Tuesday, February 27, 2007

Tug of love

Talking about DFS Migration

SA: "How can we compare and pull off the information on permissions?"

"We bought a tool last year to pull off information."

"GH, do you have a tool we can use for pulling off?"

GH eyes closed, contented smile.

Monday, February 26, 2007

Smelly

MA was explaining the technicalities of the Unix NFS system, could not help make a note of a particular comment.

“You will need to sniff my ethereal dump.”

Toys

To SPN
AH: “Don’t be tempted to get it out and play with it while there’s no-one around.”

Monday, February 19, 2007

Woof

AH: "I'm a dog."

Monday, February 12, 2007

Clever

MSJ: "Hello, I'm working from home today and can't get into the system as my password's expired."

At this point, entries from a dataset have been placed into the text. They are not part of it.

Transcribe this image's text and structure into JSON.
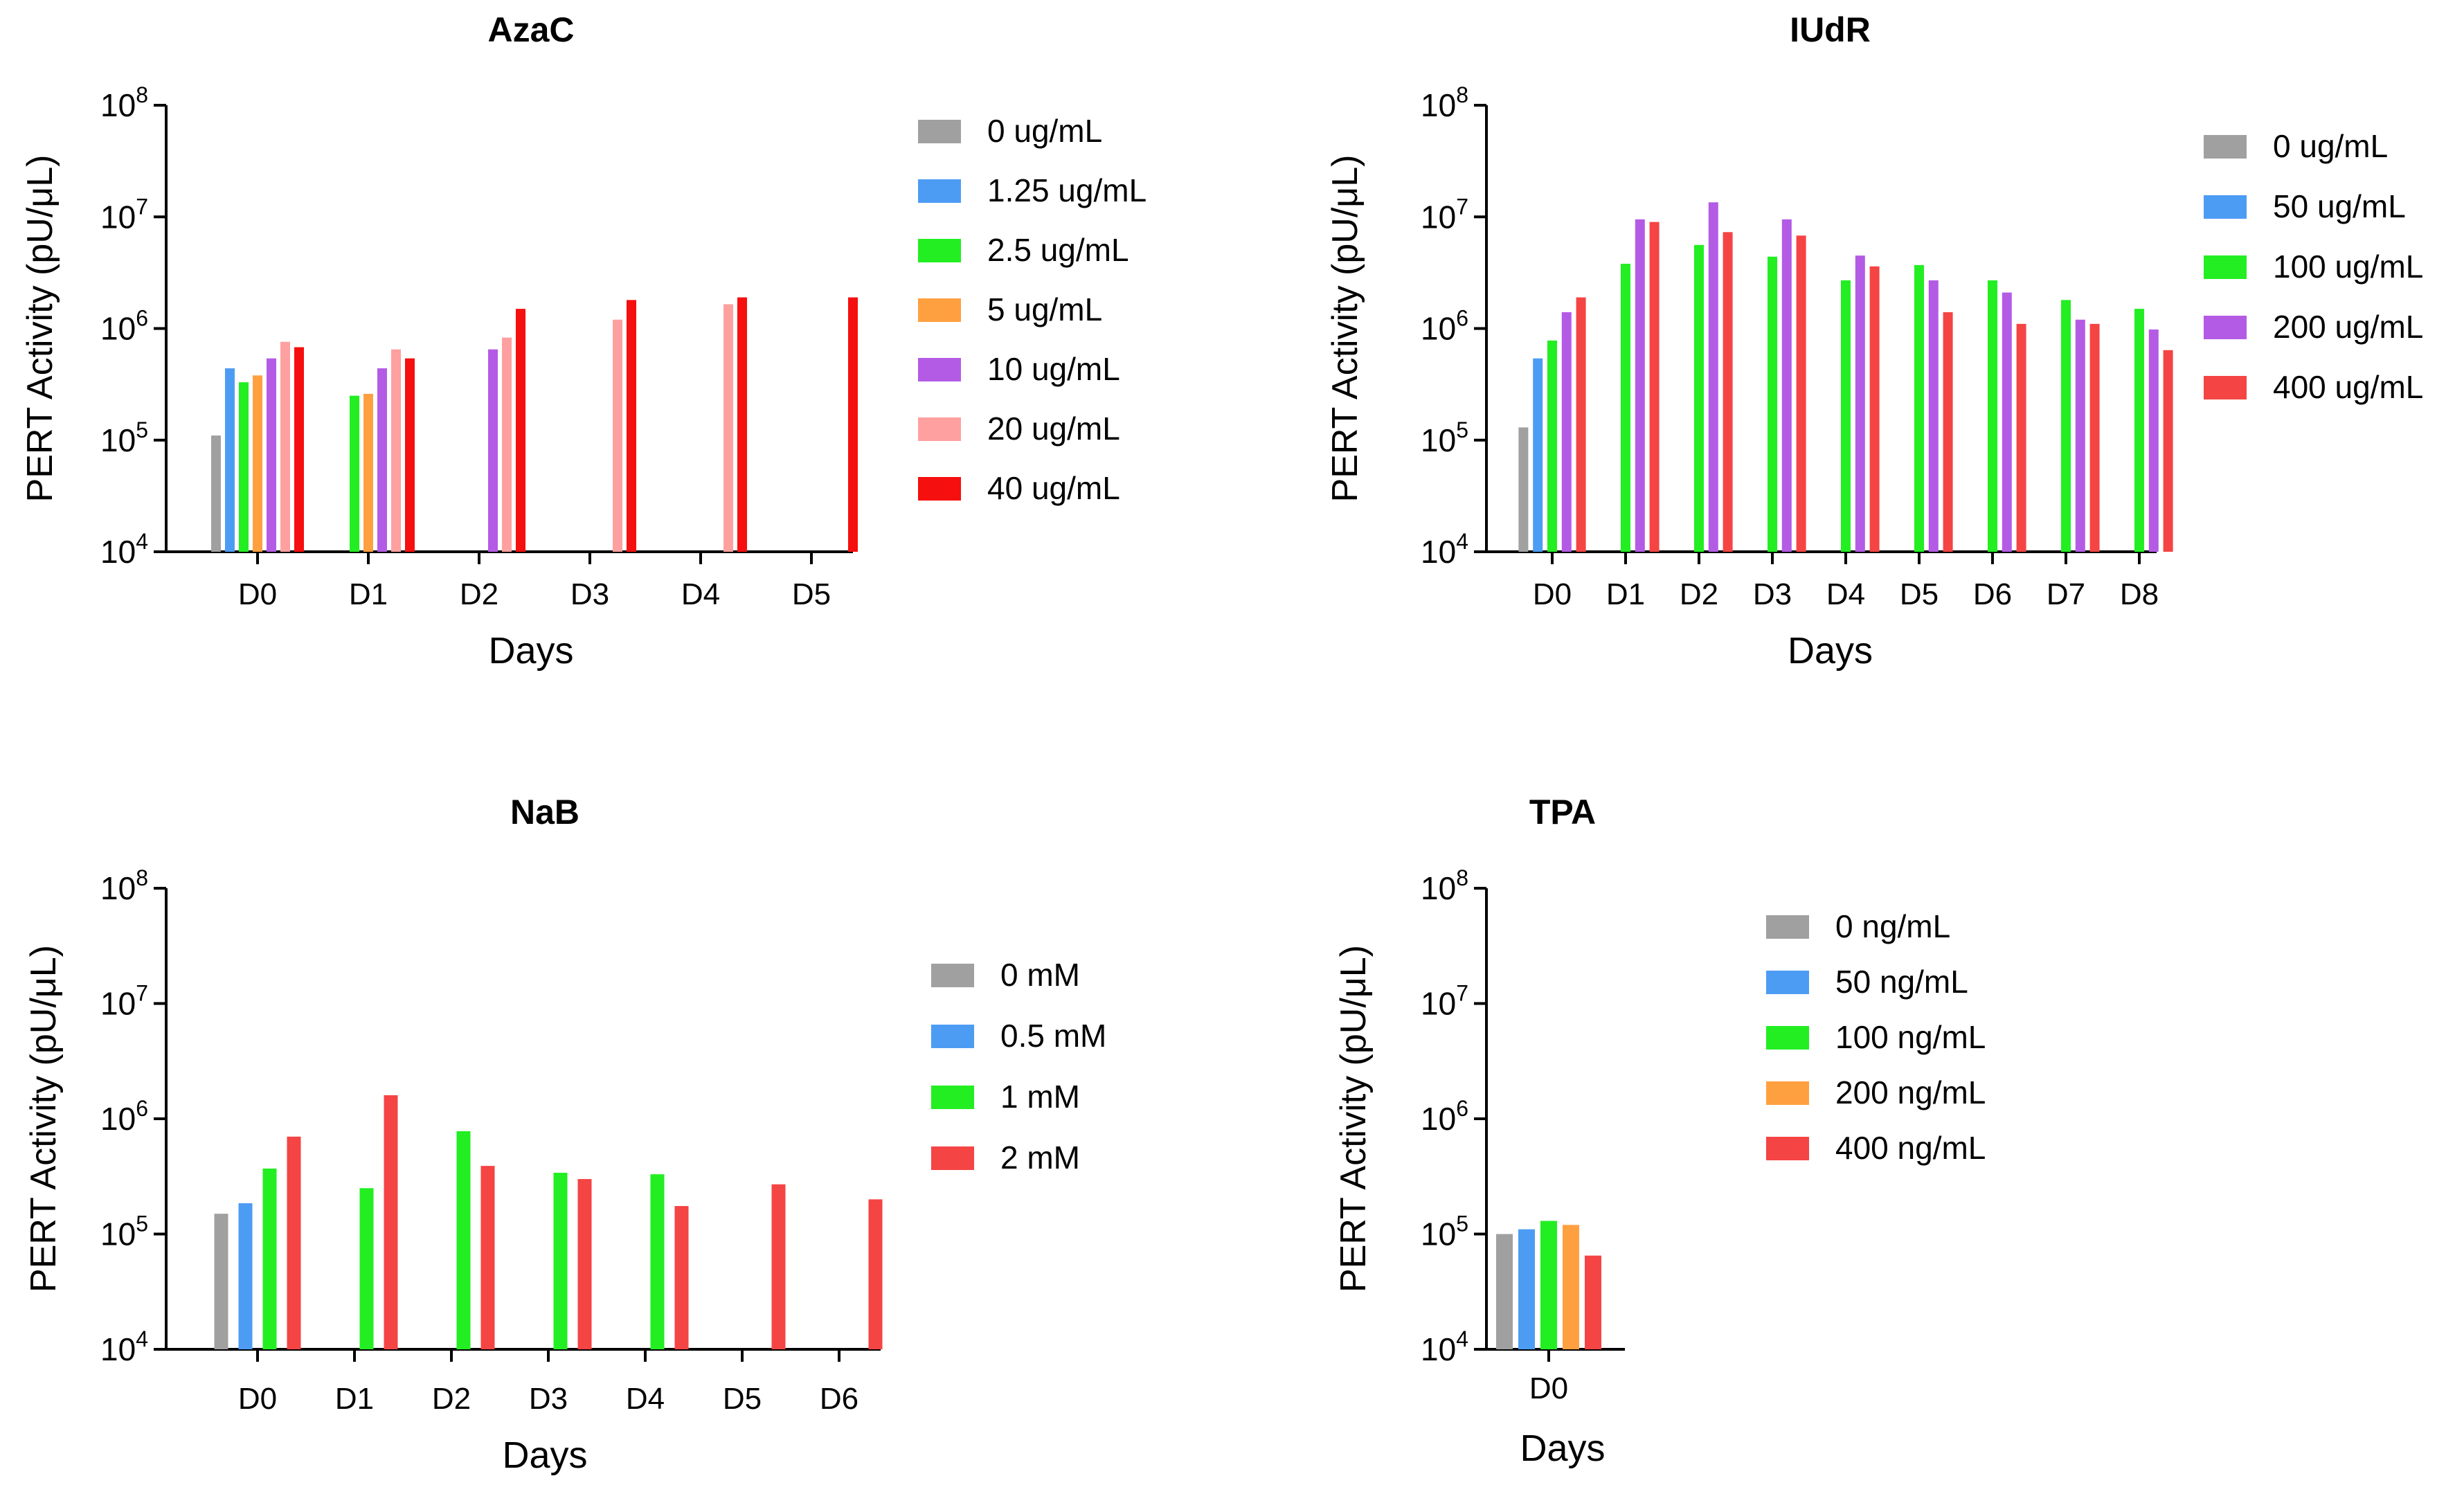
{
  "chart_data": [
    {
      "type": "bar",
      "title": "AzaC",
      "xlabel": "Days",
      "ylabel": "PERT Activity (pU/μL)",
      "yscale": "log",
      "ylim": [
        10000,
        100000000
      ],
      "yticks": [
        {
          "base": "10",
          "exp": "4"
        },
        {
          "base": "10",
          "exp": "5"
        },
        {
          "base": "10",
          "exp": "6"
        },
        {
          "base": "10",
          "exp": "7"
        },
        {
          "base": "10",
          "exp": "8"
        }
      ],
      "categories": [
        "D0",
        "D1",
        "D2",
        "D3",
        "D4",
        "D5"
      ],
      "legend_position": "right",
      "series": [
        {
          "name": "0 ug/mL",
          "color": "#a0a0a0",
          "values": [
            110000,
            null,
            null,
            null,
            null,
            null
          ]
        },
        {
          "name": "1.25 ug/mL",
          "color": "#4d9cf4",
          "values": [
            440000,
            null,
            null,
            null,
            null,
            null
          ]
        },
        {
          "name": "2.5 ug/mL",
          "color": "#22ee22",
          "values": [
            330000,
            250000,
            null,
            null,
            null,
            null
          ]
        },
        {
          "name": "5 ug/mL",
          "color": "#ffa040",
          "values": [
            380000,
            260000,
            null,
            null,
            null,
            null
          ]
        },
        {
          "name": "10 ug/mL",
          "color": "#b45be6",
          "values": [
            540000,
            440000,
            650000,
            null,
            null,
            null
          ]
        },
        {
          "name": "20 ug/mL",
          "color": "#ffa0a0",
          "values": [
            760000,
            650000,
            830000,
            1200000,
            1650000,
            null
          ]
        },
        {
          "name": "40 ug/mL",
          "color": "#f50f0f",
          "values": [
            680000,
            540000,
            1500000,
            1800000,
            1900000,
            1900000
          ]
        }
      ]
    },
    {
      "type": "bar",
      "title": "IUdR",
      "xlabel": "Days",
      "ylabel": "PERT Activity (pU/μL)",
      "yscale": "log",
      "ylim": [
        10000,
        100000000
      ],
      "yticks": [
        {
          "base": "10",
          "exp": "4"
        },
        {
          "base": "10",
          "exp": "5"
        },
        {
          "base": "10",
          "exp": "6"
        },
        {
          "base": "10",
          "exp": "7"
        },
        {
          "base": "10",
          "exp": "8"
        }
      ],
      "categories": [
        "D0",
        "D1",
        "D2",
        "D3",
        "D4",
        "D5",
        "D6",
        "D7",
        "D8"
      ],
      "legend_position": "right",
      "series": [
        {
          "name": "0 ug/mL",
          "color": "#a0a0a0",
          "values": [
            130000,
            null,
            null,
            null,
            null,
            null,
            null,
            null,
            null
          ]
        },
        {
          "name": "50 ug/mL",
          "color": "#4d9cf4",
          "values": [
            540000,
            null,
            null,
            null,
            null,
            null,
            null,
            null,
            null
          ]
        },
        {
          "name": "100 ug/mL",
          "color": "#22ee22",
          "values": [
            780000,
            3800000,
            5600000,
            4400000,
            2700000,
            3700000,
            2700000,
            1800000,
            1500000
          ]
        },
        {
          "name": "200 ug/mL",
          "color": "#b45be6",
          "values": [
            1400000,
            9500000,
            13500000,
            9500000,
            4500000,
            2700000,
            2100000,
            1200000,
            980000
          ]
        },
        {
          "name": "400 ug/mL",
          "color": "#f54444",
          "values": [
            1900000,
            9000000,
            7300000,
            6800000,
            3600000,
            1400000,
            1100000,
            1100000,
            640000
          ]
        }
      ]
    },
    {
      "type": "bar",
      "title": "NaB",
      "xlabel": "Days",
      "ylabel": "PERT Activity (pU/μL)",
      "yscale": "log",
      "ylim": [
        10000,
        100000000
      ],
      "yticks": [
        {
          "base": "10",
          "exp": "4"
        },
        {
          "base": "10",
          "exp": "5"
        },
        {
          "base": "10",
          "exp": "6"
        },
        {
          "base": "10",
          "exp": "7"
        },
        {
          "base": "10",
          "exp": "8"
        }
      ],
      "categories": [
        "D0",
        "D1",
        "D2",
        "D3",
        "D4",
        "D5",
        "D6"
      ],
      "legend_position": "right",
      "series": [
        {
          "name": "0 mM",
          "color": "#a0a0a0",
          "values": [
            150000,
            null,
            null,
            null,
            null,
            null,
            null
          ]
        },
        {
          "name": "0.5 mM",
          "color": "#4d9cf4",
          "values": [
            185000,
            null,
            null,
            null,
            null,
            null,
            null
          ]
        },
        {
          "name": "1 mM",
          "color": "#22ee22",
          "values": [
            370000,
            250000,
            780000,
            340000,
            330000,
            null,
            null
          ]
        },
        {
          "name": "2 mM",
          "color": "#f54444",
          "values": [
            700000,
            1600000,
            390000,
            300000,
            175000,
            270000,
            200000
          ]
        }
      ]
    },
    {
      "type": "bar",
      "title": "TPA",
      "xlabel": "Days",
      "ylabel": "PERT Activity (pU/μL)",
      "yscale": "log",
      "ylim": [
        10000,
        100000000
      ],
      "yticks": [
        {
          "base": "10",
          "exp": "4"
        },
        {
          "base": "10",
          "exp": "5"
        },
        {
          "base": "10",
          "exp": "6"
        },
        {
          "base": "10",
          "exp": "7"
        },
        {
          "base": "10",
          "exp": "8"
        }
      ],
      "categories": [
        "D0"
      ],
      "legend_position": "right",
      "series": [
        {
          "name": "0 ng/mL",
          "color": "#a0a0a0",
          "values": [
            100000
          ]
        },
        {
          "name": "50 ng/mL",
          "color": "#4d9cf4",
          "values": [
            110000
          ]
        },
        {
          "name": "100 ng/mL",
          "color": "#22ee22",
          "values": [
            130000
          ]
        },
        {
          "name": "200 ng/mL",
          "color": "#ffa040",
          "values": [
            120000
          ]
        },
        {
          "name": "400 ng/mL",
          "color": "#f54444",
          "values": [
            65000
          ]
        }
      ]
    }
  ]
}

PC: "You need to reset your password and it needs to be made up of 8 characters."

MSJ: "OK, how about MENSA?"

PC: pause "Well that's only 5 characters."

MSJ: "Well, how about MENSA07?"

PC: pause "That's 7."

MSJ: "Oh."

Friday, February 09, 2007

Flushed

NJ: "I'm all about bowel movements."

Later that day.

NJ: "I try and go every morning, but sometimes I get the feeling I'm retaining."

Monday, February 05, 2007

Bootiful

Describing the rise and (probable) fall of Bernard Matthews

GC: "Did you know how he started out?"

S: "No."

GC: "He bought an incubator and 20 eggs, hatched them sold them… the rest is history."

S: "What? Did he just go to a supermarket and buy them then?"